“Meet me in my office.”

A picture of Lori-Ann

Boxbrite Technologies is a relationship-based solar tech company that has typically relied on close trusted relationships, often meeting in person with clients. We also use Agile methodology, which emphasizes the importance of face-to-face communications and trusted relationships.

In my last article, I wrote about refactoring the workplace, and how Boxbrite moved permanently to home-centred offices. That has changed the language we use around meeting up with each other.

Meet me in my office. Can I drop into your office?

The office is a click away.

Leon Kehl, executive leader for Boxbrite, says the pandemic has really hit home the importance of decentralized workspaces.

“Individual offices in corporate buildings have constantly shrunk over the years, because of cost and efficiency requirements; they’re smaller, they’re de-personalized,” Kehl says. “Our home offices are still physical spaces, but anyone can join us in our office instantly and we don’t need extra chairs if someone else wants to join in. I have an extra chair in my office, but it hasn’t been used in months.”

Being virtual doesn’t mean that important teambuilding conversations aren’t happening. Frequent and open communication is key to working successfully from home-centred offices. It’s a click away to check in, or to clarify a question or new project parameters, or to answer a question asked in an email.

This remote work survey found three-quarters of respondents already communicate with co-workers on their team several times per day, and 33 per cent talk to co-workers outside of their team multiple times per day. Seventy-eight per cent have regular check-ins with their manager and 75% check in regularly with their teams.

The survey also found that praise has more impact when it’s given regularly, and in the moment – during your Google Meet, through the chat apps your company uses, or by email or text. At Boxbrite, it often happens during Friday tea break. This is when the whole team gets updates on business partnerships, celebrates exciting news for team members or plays online games together.

Here are a few expectations we have of each other as we work remotely:

1.      We celebrate each other: While our celebrations often happen during tea break, they also happen in our team room on Gmail. In our culturally diverse team, there are always holidays to recognize, visas to be cheered, the arrival of loved ones after a lengthy immigration process. And there are informal postings of memes, pictures of pets, and discussions about things we’ve seen in industry news or elsewhere. Like the one we’re having about company-mandated time off, thanks to this article in AltEnergyMag.

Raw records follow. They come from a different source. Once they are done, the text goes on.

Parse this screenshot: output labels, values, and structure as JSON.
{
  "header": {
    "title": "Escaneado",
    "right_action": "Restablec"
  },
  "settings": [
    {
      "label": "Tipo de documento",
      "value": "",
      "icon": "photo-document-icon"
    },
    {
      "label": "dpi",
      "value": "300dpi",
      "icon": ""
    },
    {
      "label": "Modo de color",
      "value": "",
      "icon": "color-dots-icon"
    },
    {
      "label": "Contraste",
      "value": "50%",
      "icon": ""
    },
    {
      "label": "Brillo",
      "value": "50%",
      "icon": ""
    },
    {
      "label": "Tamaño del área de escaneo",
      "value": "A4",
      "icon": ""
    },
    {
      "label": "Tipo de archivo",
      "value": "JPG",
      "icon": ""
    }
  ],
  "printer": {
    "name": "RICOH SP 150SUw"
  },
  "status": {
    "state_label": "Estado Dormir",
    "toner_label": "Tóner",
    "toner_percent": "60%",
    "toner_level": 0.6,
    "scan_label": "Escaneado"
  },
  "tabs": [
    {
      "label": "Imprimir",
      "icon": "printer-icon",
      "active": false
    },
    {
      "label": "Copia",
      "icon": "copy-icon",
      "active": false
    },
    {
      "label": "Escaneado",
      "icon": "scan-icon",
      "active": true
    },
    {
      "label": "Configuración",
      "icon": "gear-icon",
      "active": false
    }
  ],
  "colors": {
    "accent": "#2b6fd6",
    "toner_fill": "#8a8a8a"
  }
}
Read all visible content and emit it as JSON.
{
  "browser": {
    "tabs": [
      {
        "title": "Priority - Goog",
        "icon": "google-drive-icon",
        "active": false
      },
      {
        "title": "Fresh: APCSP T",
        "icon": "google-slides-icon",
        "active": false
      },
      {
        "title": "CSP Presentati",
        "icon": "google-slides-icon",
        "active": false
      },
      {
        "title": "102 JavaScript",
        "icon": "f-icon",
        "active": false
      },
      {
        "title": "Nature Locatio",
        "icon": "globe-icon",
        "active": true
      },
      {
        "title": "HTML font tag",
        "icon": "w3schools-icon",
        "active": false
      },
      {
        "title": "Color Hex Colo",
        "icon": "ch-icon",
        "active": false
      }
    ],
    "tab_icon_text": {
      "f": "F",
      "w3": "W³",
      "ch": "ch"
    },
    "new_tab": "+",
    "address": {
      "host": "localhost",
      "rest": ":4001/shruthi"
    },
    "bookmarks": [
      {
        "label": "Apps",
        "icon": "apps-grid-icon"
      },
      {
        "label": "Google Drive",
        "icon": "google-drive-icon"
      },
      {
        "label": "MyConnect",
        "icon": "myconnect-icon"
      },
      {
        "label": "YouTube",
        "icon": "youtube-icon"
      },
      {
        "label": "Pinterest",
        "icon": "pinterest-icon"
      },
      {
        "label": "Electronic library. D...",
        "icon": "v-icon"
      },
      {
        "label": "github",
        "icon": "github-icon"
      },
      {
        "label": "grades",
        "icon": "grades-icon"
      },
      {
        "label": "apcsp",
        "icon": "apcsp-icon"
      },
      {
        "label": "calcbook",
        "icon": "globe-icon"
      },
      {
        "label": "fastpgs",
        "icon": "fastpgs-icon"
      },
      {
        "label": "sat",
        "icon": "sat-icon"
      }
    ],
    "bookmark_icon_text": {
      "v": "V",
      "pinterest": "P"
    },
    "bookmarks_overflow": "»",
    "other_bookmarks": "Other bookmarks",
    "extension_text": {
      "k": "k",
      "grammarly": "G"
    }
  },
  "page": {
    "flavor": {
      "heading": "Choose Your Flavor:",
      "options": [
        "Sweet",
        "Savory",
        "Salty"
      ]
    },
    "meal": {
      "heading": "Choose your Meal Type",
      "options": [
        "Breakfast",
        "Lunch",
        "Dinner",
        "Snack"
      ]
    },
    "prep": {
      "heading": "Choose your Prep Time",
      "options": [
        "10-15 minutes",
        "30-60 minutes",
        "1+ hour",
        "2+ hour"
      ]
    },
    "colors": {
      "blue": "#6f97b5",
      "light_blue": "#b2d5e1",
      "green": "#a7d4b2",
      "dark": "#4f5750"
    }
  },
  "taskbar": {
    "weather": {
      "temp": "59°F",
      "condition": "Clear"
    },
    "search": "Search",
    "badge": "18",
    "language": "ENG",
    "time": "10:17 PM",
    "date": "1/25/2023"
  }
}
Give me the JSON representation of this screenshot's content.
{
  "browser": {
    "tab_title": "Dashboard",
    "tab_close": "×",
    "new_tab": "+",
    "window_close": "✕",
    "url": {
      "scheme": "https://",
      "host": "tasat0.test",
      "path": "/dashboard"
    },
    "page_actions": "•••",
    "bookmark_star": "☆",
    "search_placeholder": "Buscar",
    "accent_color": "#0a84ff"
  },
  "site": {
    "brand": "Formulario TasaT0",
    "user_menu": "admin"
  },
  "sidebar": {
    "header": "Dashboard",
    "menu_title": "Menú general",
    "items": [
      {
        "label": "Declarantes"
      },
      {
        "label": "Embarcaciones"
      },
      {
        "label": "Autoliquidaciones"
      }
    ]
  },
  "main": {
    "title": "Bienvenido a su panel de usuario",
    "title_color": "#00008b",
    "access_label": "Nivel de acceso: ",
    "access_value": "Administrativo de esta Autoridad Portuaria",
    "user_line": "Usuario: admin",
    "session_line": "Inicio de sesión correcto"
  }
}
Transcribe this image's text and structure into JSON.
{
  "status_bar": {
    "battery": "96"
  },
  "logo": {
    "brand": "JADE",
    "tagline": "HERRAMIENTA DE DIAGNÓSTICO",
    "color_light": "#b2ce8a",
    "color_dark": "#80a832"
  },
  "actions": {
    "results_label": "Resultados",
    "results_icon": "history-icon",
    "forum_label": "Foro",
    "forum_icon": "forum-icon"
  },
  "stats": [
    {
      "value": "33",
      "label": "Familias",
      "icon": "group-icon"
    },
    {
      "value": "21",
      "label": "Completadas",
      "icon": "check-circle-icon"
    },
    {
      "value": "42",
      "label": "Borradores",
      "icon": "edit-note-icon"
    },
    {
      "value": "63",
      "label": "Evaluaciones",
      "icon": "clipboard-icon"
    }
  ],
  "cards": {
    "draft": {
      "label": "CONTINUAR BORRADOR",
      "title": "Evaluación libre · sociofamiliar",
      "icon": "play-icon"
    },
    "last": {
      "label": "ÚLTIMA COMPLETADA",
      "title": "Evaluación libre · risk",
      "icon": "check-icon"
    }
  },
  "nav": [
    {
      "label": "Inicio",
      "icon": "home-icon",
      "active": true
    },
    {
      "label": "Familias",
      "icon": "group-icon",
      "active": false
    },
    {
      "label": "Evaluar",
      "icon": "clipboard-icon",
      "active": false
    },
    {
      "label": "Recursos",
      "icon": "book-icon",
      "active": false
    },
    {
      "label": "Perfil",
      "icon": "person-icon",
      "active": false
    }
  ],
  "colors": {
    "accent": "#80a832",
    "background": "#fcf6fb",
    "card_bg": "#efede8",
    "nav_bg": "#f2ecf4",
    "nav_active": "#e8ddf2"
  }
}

2.      It’s okay to bring your emoticons – and your emotions – to work: Perhaps you’ve found that you’re using emoticons much more often in your work emails. We use them with our teammates, in just about every interaction. Emoticons are just symbols of what we’re really feeling, right? We are genuine with each other. The level of vulnerability and trust is special, and we can be more authentic and genuine in interactions. And surely, the stresses of the pandemic have made all of us feel like crying at some point. It’s possible that tears flow easier because the connection is virtual, and because we’re in a home-centred office. It’s safer. “Tears signal the power of the connection,” Kehl says. “The humbling feeling of a team member breaking down in tears face just as intense virtually as in person.”

3.      Our cameras are on for our meetings: I haven’t met some of my teammates face to face, in person, so having the camera on helps me read their faces in a meeting or create a visual connection that makes it easier to have a conversation outside of the formal channels.

4.      Interruptions are okay: How many times in a day have your kids insisted on asking a question while you’re in the middle of a meeting? Or the cat has jumped up on your lap? Or a package is delivered to your door? It happens. That’s the nature of working in a home-centred office. If we worked in a corporate office, the interruptions would be different – a coworker asks a question on the way past your desk, or your teammates animatedly decide where to go for lunch, the door opens and closes a hundred times – but possibly less tolerated.

How does this approach work with customers? Kehl says, for him, the days are past when hopping on a plane or into a car to meet a customer is the norm. Post-pandemic, Boxbrite will still be 100 per cent virtual, unless there is a reason not to be, says Kehl.

“Why do we need to meet in a physical space in a building? It causes emissions, sucks up time in travel, and it doesn’t necessarily mean you’ll get the result you’re looking for,” he says. “We meet in each other’s offices all the time. If you want to meet us, you’ll need to meet us in our office space or in yours, but it will have to be virtually.”

Yes, the pandemic has put a lot of companies in this position, but how many are rethinking why they need to go back into a physical building to do their work in cubicles on floor after corporate floor?

As a company that embraces the concept of Agile methodology, it could be seen as a challenge or drawback to insist on virtual meetings with customers. Being Agile means valuing individuals and interactions over processes and tools. Does that always mean face-to-face, across a table, in an office, in a building, though?

Rachel Cavallo reinforces in this article the idea that it isn’t the handshakes and business lunches that create the best customer relationships; it’s trust and added value. And a change in your approach.

“Boxbrite has always succeeded by building trusted relationships and using previous experience to find new opportunities to create solutions for customers. We don’t rely on a sales organization to try to push a pre-existing product,” says Kehl. “That doesn’t change, just because you’re not in the same physical room as a potential customer.”